Some see Steinberger's departure to OpenAI as a blow to the European tech ecosystem.
The Austrian creator of the popular open-source AI assistant OpenClaw is joining US frontier lab OpenAI, in a move some see as a blow to the European tech ecosystem.
OpenAI co-founder and CEO Sam Altman announced on X last night that “genius” software developer Peter Steinberger is joining the company to “drive the next generation of personal agents”.
Altman said: “OpenClaw will live in a foundation as an open source project that OpenAI will continue to support. The future is going to be extremely multi-agent and it’s important to us to support open source as part of that.”
In a separate X post, Steinberger posted: “I’m joining OpenAI to bring agents to everyone. OpenClaw is becoming a foundation: open, independent and just getting started.”
He also wrote a blog post explaining his decision, saying he spent last week in San Francisco talking with the major labs.
OpenClaw, previously called Clawdbot, then Moltbot, has become a viral sensation over the past few weeks as an “AI that actually does things”, from responding to emails, checking in flights and carrying out research. The OpenClaw tech was created in Europe.
Responding to the news, some commentators see Steinberger’s exit to a US firm as a blow to the European tech ecosystem.
Posting on LinkedIn, one tech commentator said: ”As happy as I am for him as a fellow Austrian, I can’t help but wonder if there was a counter offer from a European tech company.”
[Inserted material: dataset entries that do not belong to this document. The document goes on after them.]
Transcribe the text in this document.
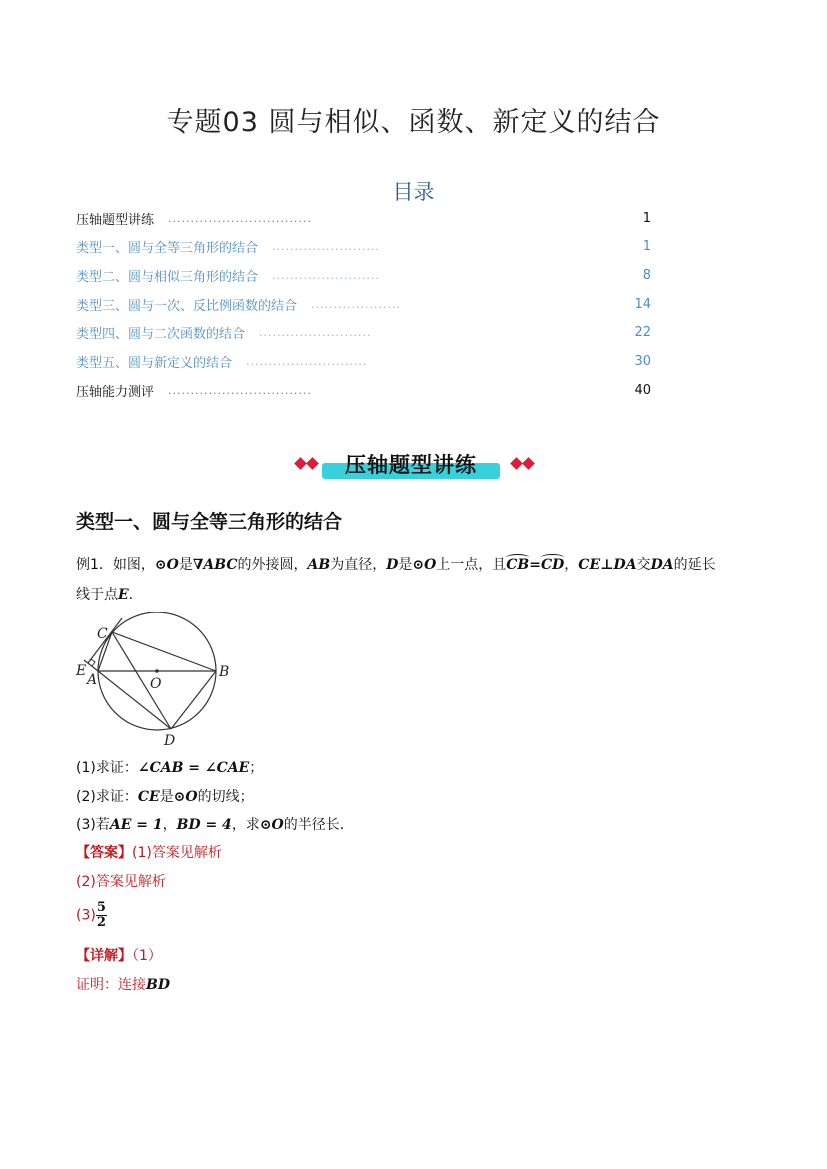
专题03 圆与相似、函数、新定义的结合
目录
压轴题型讲练 ................................	1
类型一、圆与全等三角形的结合 ........................	1
类型二、圆与相似三角形的结合 ........................	8
类型三、圆与一次、反比例函数的结合 ....................	14
类型四、圆与二次函数的结合 .........................	22
类型五、圆与新定义的结合 ...........................	30
压轴能力测评 ................................	40
压轴题型讲练
类型一、圆与全等三角形的结合
例1．如图，⊙O是∇ABC的外接圆，AB为直径，D是⊙O上一点，且CB=CD，CE⊥DA交DA的延长
线于点E．
C
E
A	O
B
D
(1)求证：∠CAB = ∠CAE；
(2)求证：CE是⊙O的切线；
(3)若AE = 1，BD = 4，求⊙O的半径长．
【答案】(1)答案见解析
(2)答案见解析
$(3) \frac{5}{2}$
【详解】（1）
证明：连接BD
Another commentator said: “It‘s a real pity that every promising idea/startup gets immediately swallowed by US big tech.”
A third person posted: “Europe isn’t losing to OpenAI. Europe is losing to its own bureaucracy. When Zuck, Sam, and Satya call personally while European leadership is still ‘aligning on a process,’ the outcome is a foregone conclusion.”
Many who posted on social media congratulated Steinberger on the move.